Applications will be subjected to formal merit review (peer review) and will be evaluated against the following evaluation criteria which are listed in descending order of importance codified at 10 CFR 605.10(d):
1. Scientific and/or Technical Merit of the Project;
2. Appropriateness of the Proposed Method or Approach;
3. Competency of Applicant's Personnel and Adequacy of Proposed Resources;
4. Reasonableness and Appropriateness of the Proposed Budget.
The evaluation process will include program policy factors such as the relevance of the proposed research to the terms of the announcement and the agency's programmatic needs. Note, external peer reviewers are selected with regard to both their scientific expertise and the absence of conflict-of-interest issues. Both federal and non-federal reviewers will often be used, and submission of an application constitutes agreement that this is acceptable to the investigator(s) and the submitting institution.

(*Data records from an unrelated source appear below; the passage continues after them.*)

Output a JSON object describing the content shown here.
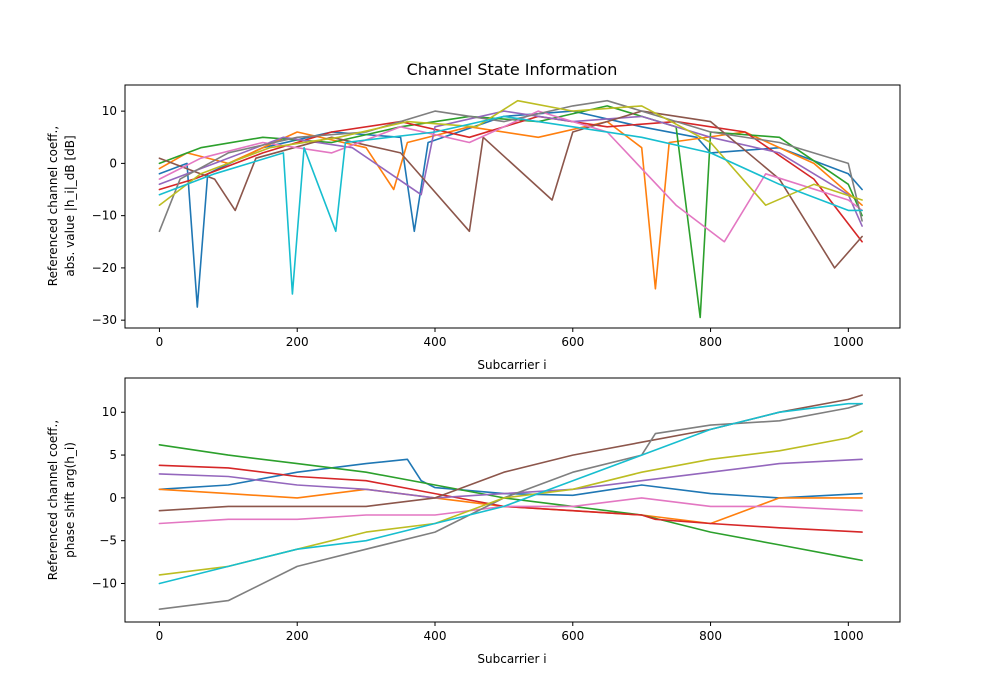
{
  "chart_data": [
    {
      "type": "line",
      "title": "Channel State Information",
      "xlabel": "Subcarrier i",
      "ylabel_line1": "Referenced channel coeff.,",
      "ylabel_line2": "abs. value |h_i|_dB [dB]",
      "xlim": [
        -50,
        1075
      ],
      "ylim": [
        -31.5,
        15
      ],
      "xticks": [
        0,
        200,
        400,
        600,
        800,
        1000
      ],
      "yticks": [
        -30,
        -20,
        -10,
        0,
        10
      ],
      "colors": [
        "#1f77b4",
        "#ff7f0e",
        "#2ca02c",
        "#d62728",
        "#9467bd",
        "#8c564b",
        "#e377c2",
        "#7f7f7f",
        "#bcbd22",
        "#17becf"
      ],
      "series": [
        {
          "values": [
            [
              0,
              -2
            ],
            [
              40,
              0
            ],
            [
              55,
              -27.5
            ],
            [
              70,
              -2
            ],
            [
              150,
              3
            ],
            [
              250,
              6
            ],
            [
              350,
              5
            ],
            [
              370,
              -13
            ],
            [
              390,
              4
            ],
            [
              500,
              9
            ],
            [
              600,
              10
            ],
            [
              700,
              7
            ],
            [
              780,
              5
            ],
            [
              800,
              2
            ],
            [
              900,
              3
            ],
            [
              1000,
              -2
            ],
            [
              1020,
              -5
            ]
          ]
        },
        {
          "values": [
            [
              0,
              -1
            ],
            [
              40,
              2
            ],
            [
              100,
              0
            ],
            [
              200,
              6
            ],
            [
              300,
              3
            ],
            [
              340,
              -5
            ],
            [
              360,
              4
            ],
            [
              450,
              7
            ],
            [
              550,
              5
            ],
            [
              650,
              8
            ],
            [
              700,
              3
            ],
            [
              720,
              -24
            ],
            [
              740,
              4
            ],
            [
              850,
              6
            ],
            [
              950,
              0
            ],
            [
              1020,
              -8
            ]
          ]
        },
        {
          "values": [
            [
              0,
              0
            ],
            [
              60,
              3
            ],
            [
              150,
              5
            ],
            [
              250,
              4
            ],
            [
              350,
              7
            ],
            [
              450,
              9
            ],
            [
              550,
              8
            ],
            [
              650,
              11
            ],
            [
              750,
              7
            ],
            [
              785,
              -29.5
            ],
            [
              800,
              6
            ],
            [
              900,
              5
            ],
            [
              1000,
              -4
            ],
            [
              1020,
              -10
            ]
          ]
        },
        {
          "values": [
            [
              0,
              -5
            ],
            [
              50,
              -3
            ],
            [
              150,
              2
            ],
            [
              250,
              6
            ],
            [
              350,
              8
            ],
            [
              450,
              5
            ],
            [
              550,
              9
            ],
            [
              650,
              7
            ],
            [
              750,
              8
            ],
            [
              850,
              6
            ],
            [
              950,
              -3
            ],
            [
              1020,
              -15
            ]
          ]
        },
        {
          "values": [
            [
              0,
              -4
            ],
            [
              80,
              0
            ],
            [
              180,
              5
            ],
            [
              280,
              3
            ],
            [
              380,
              -6
            ],
            [
              400,
              7
            ],
            [
              500,
              10
            ],
            [
              600,
              8
            ],
            [
              700,
              9
            ],
            [
              800,
              5
            ],
            [
              900,
              2
            ],
            [
              1000,
              -6
            ],
            [
              1020,
              -12
            ]
          ]
        },
        {
          "values": [
            [
              0,
              1
            ],
            [
              80,
              -3
            ],
            [
              110,
              -9
            ],
            [
              140,
              1
            ],
            [
              250,
              5
            ],
            [
              350,
              2
            ],
            [
              450,
              -13
            ],
            [
              470,
              5
            ],
            [
              570,
              -7
            ],
            [
              600,
              6
            ],
            [
              700,
              10
            ],
            [
              800,
              8
            ],
            [
              900,
              -3
            ],
            [
              980,
              -20
            ],
            [
              1020,
              -14
            ]
          ]
        },
        {
          "values": [
            [
              0,
              -3
            ],
            [
              60,
              1
            ],
            [
              150,
              4
            ],
            [
              250,
              2
            ],
            [
              350,
              7
            ],
            [
              450,
              4
            ],
            [
              550,
              10
            ],
            [
              650,
              6
            ],
            [
              750,
              -8
            ],
            [
              820,
              -15
            ],
            [
              880,
              -2
            ],
            [
              1000,
              -7
            ],
            [
              1020,
              -9
            ]
          ]
        },
        {
          "values": [
            [
              0,
              -13
            ],
            [
              30,
              -3
            ],
            [
              100,
              2
            ],
            [
              200,
              5
            ],
            [
              300,
              6
            ],
            [
              400,
              10
            ],
            [
              500,
              8
            ],
            [
              600,
              11
            ],
            [
              650,
              12
            ],
            [
              700,
              10
            ],
            [
              800,
              6
            ],
            [
              900,
              4
            ],
            [
              1000,
              0
            ],
            [
              1020,
              -11
            ]
          ]
        },
        {
          "values": [
            [
              0,
              -8
            ],
            [
              60,
              -2
            ],
            [
              160,
              3
            ],
            [
              260,
              5
            ],
            [
              360,
              8
            ],
            [
              460,
              7
            ],
            [
              520,
              12
            ],
            [
              600,
              10
            ],
            [
              700,
              11
            ],
            [
              800,
              4
            ],
            [
              880,
              -8
            ],
            [
              950,
              -4
            ],
            [
              1020,
              -7
            ]
          ]
        },
        {
          "values": [
            [
              0,
              -6
            ],
            [
              80,
              -2
            ],
            [
              180,
              2
            ],
            [
              193,
              -25
            ],
            [
              210,
              3
            ],
            [
              256,
              -13
            ],
            [
              270,
              4
            ],
            [
              400,
              6
            ],
            [
              500,
              9
            ],
            [
              600,
              7
            ],
            [
              700,
              5
            ],
            [
              800,
              2
            ],
            [
              900,
              -4
            ],
            [
              1000,
              -9
            ],
            [
              1020,
              -9
            ]
          ]
        }
      ]
    },
    {
      "type": "line",
      "title": "",
      "xlabel": "Subcarrier i",
      "ylabel_line1": "Referenced channel coeff.,",
      "ylabel_line2": "phase shift arg(h_i)",
      "xlim": [
        -50,
        1075
      ],
      "ylim": [
        -14.5,
        14
      ],
      "xticks": [
        0,
        200,
        400,
        600,
        800,
        1000
      ],
      "yticks": [
        -10,
        -5,
        0,
        5,
        10
      ],
      "colors": [
        "#1f77b4",
        "#ff7f0e",
        "#2ca02c",
        "#d62728",
        "#9467bd",
        "#8c564b",
        "#e377c2",
        "#7f7f7f",
        "#bcbd22",
        "#17becf"
      ],
      "series": [
        {
          "values": [
            [
              0,
              1
            ],
            [
              100,
              1.5
            ],
            [
              200,
              3
            ],
            [
              300,
              4
            ],
            [
              360,
              4.5
            ],
            [
              380,
              2
            ],
            [
              400,
              1.2
            ],
            [
              500,
              0.5
            ],
            [
              600,
              0.3
            ],
            [
              700,
              1.5
            ],
            [
              800,
              0.5
            ],
            [
              900,
              0
            ],
            [
              1020,
              0.5
            ]
          ]
        },
        {
          "values": [
            [
              0,
              1
            ],
            [
              100,
              0.5
            ],
            [
              200,
              0
            ],
            [
              300,
              1
            ],
            [
              400,
              0
            ],
            [
              500,
              -1
            ],
            [
              600,
              -1.5
            ],
            [
              700,
              -2
            ],
            [
              800,
              -3
            ],
            [
              900,
              0
            ],
            [
              1020,
              0
            ]
          ]
        },
        {
          "values": [
            [
              0,
              6.2
            ],
            [
              100,
              5
            ],
            [
              200,
              4
            ],
            [
              300,
              3
            ],
            [
              400,
              1.5
            ],
            [
              500,
              0
            ],
            [
              600,
              -1
            ],
            [
              700,
              -2
            ],
            [
              800,
              -4
            ],
            [
              900,
              -5.5
            ],
            [
              1000,
              -7
            ],
            [
              1020,
              -7.3
            ]
          ]
        },
        {
          "values": [
            [
              0,
              3.8
            ],
            [
              100,
              3.5
            ],
            [
              200,
              2.5
            ],
            [
              300,
              2
            ],
            [
              400,
              0.5
            ],
            [
              500,
              -1
            ],
            [
              600,
              -1.5
            ],
            [
              700,
              -2
            ],
            [
              720,
              -2.5
            ],
            [
              800,
              -3
            ],
            [
              900,
              -3.5
            ],
            [
              1020,
              -4
            ]
          ]
        },
        {
          "values": [
            [
              0,
              2.8
            ],
            [
              100,
              2.5
            ],
            [
              200,
              1.5
            ],
            [
              300,
              1
            ],
            [
              400,
              0
            ],
            [
              500,
              0.5
            ],
            [
              600,
              1
            ],
            [
              700,
              2
            ],
            [
              800,
              3
            ],
            [
              900,
              4
            ],
            [
              1020,
              4.5
            ]
          ]
        },
        {
          "values": [
            [
              0,
              -1.5
            ],
            [
              100,
              -1
            ],
            [
              200,
              -1
            ],
            [
              300,
              -1
            ],
            [
              400,
              0
            ],
            [
              500,
              3
            ],
            [
              600,
              5
            ],
            [
              700,
              6.5
            ],
            [
              800,
              8
            ],
            [
              900,
              10
            ],
            [
              1000,
              11.5
            ],
            [
              1020,
              12
            ]
          ]
        },
        {
          "values": [
            [
              0,
              -3
            ],
            [
              100,
              -2.5
            ],
            [
              200,
              -2.5
            ],
            [
              300,
              -2
            ],
            [
              400,
              -2
            ],
            [
              500,
              -1
            ],
            [
              600,
              -1
            ],
            [
              700,
              0
            ],
            [
              800,
              -1
            ],
            [
              900,
              -1
            ],
            [
              1020,
              -1.5
            ]
          ]
        },
        {
          "values": [
            [
              0,
              -13
            ],
            [
              100,
              -12
            ],
            [
              200,
              -8
            ],
            [
              300,
              -6
            ],
            [
              400,
              -4
            ],
            [
              500,
              0
            ],
            [
              600,
              3
            ],
            [
              700,
              5
            ],
            [
              720,
              7.5
            ],
            [
              800,
              8.5
            ],
            [
              900,
              9
            ],
            [
              1000,
              10.5
            ],
            [
              1020,
              11
            ]
          ]
        },
        {
          "values": [
            [
              0,
              -9
            ],
            [
              100,
              -8
            ],
            [
              200,
              -6
            ],
            [
              300,
              -4
            ],
            [
              400,
              -3
            ],
            [
              500,
              0
            ],
            [
              600,
              1
            ],
            [
              700,
              3
            ],
            [
              800,
              4.5
            ],
            [
              900,
              5.5
            ],
            [
              1000,
              7
            ],
            [
              1020,
              7.8
            ]
          ]
        },
        {
          "values": [
            [
              0,
              -10
            ],
            [
              100,
              -8
            ],
            [
              200,
              -6
            ],
            [
              300,
              -5
            ],
            [
              400,
              -3
            ],
            [
              500,
              -1
            ],
            [
              600,
              2
            ],
            [
              700,
              5
            ],
            [
              800,
              8
            ],
            [
              900,
              10
            ],
            [
              1000,
              11
            ],
            [
              1020,
              11
            ]
          ]
        }
      ]
    }
  ]
}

Information about the development and submission of applications, eligibility, limitations, evaluation, selection process, and other policies and procedures may be found in the Application Guide for the Office of Science Financial Assistance Program and 10 CFR Part 605. Electronic access to SC's Financial Assistance Application Guide and required forms is made available via the World Wide Web: http://www.sc.doe.gov/production/grants/grants.html.
In addition, for this Notice, the research description must be 20 pages or less (10-point or larger font), including figures and tables but excluding attachments, and must include a one-page summary of the proposed project. The summary should appear on a separate page (page 1) and must include the proposed-project title; name of the applicant and the applicant's address, phone number, and e-mail address; names of any co-investigators; and the proposed-project summary. Attachments should include literature references cited in the research description, curriculum vitae for each investigator (2-page maximum per investigator), a listing of all current and pending federal support for each investigator, and letters of intent when collaborations are part of the proposed research.

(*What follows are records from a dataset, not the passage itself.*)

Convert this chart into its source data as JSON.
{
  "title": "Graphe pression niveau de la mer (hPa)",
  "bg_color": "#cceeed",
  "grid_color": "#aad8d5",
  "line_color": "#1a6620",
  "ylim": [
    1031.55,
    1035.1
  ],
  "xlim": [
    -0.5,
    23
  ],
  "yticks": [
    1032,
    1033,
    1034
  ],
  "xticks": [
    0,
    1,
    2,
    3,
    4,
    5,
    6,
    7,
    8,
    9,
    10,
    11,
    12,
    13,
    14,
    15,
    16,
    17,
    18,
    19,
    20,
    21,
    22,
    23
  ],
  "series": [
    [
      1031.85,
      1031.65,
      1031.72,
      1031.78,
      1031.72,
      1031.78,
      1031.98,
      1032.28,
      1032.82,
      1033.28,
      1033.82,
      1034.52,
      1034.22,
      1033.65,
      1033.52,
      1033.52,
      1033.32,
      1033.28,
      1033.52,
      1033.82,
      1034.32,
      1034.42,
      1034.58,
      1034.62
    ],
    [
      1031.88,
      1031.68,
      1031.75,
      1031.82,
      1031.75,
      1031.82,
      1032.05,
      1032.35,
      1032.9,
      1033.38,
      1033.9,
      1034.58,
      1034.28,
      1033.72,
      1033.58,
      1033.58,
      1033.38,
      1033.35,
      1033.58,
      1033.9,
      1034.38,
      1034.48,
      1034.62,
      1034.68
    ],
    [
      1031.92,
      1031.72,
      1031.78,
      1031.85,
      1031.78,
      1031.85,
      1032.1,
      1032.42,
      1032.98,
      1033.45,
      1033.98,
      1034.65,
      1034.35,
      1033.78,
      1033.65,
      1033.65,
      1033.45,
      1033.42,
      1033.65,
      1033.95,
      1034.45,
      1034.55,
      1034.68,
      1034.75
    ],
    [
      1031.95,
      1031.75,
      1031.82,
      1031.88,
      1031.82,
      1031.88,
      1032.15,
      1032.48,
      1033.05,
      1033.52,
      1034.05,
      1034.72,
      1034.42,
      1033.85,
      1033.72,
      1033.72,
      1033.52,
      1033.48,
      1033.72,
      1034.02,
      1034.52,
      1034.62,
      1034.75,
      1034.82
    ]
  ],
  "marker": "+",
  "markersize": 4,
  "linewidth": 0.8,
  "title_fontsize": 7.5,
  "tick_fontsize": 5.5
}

For researchers who do not have access to the World Wide Web (WWW), please contact Karen Carlson, Office of Biological and Environmental Research, Climate Change Research Division, SC-74/Germantown Building, U.S. Department of Energy, 1000 Independence Ave., SW., Washington, DC 20585-1290, phone: (301) 903-3338, fax: (301) 903-8519, e-mail: firstname.lastname@example.org; for hard copies of background material mentioned in this solicitation.
The Catalog of Federal Domestic Assistance number for this program is 81.049, and the solicitation control number is ERFAP 10 CFR part 605.Start Signature
Issued in Washington, DC February 10, 2004.
Acting Director, Grants and Contracts Division, Office of Science.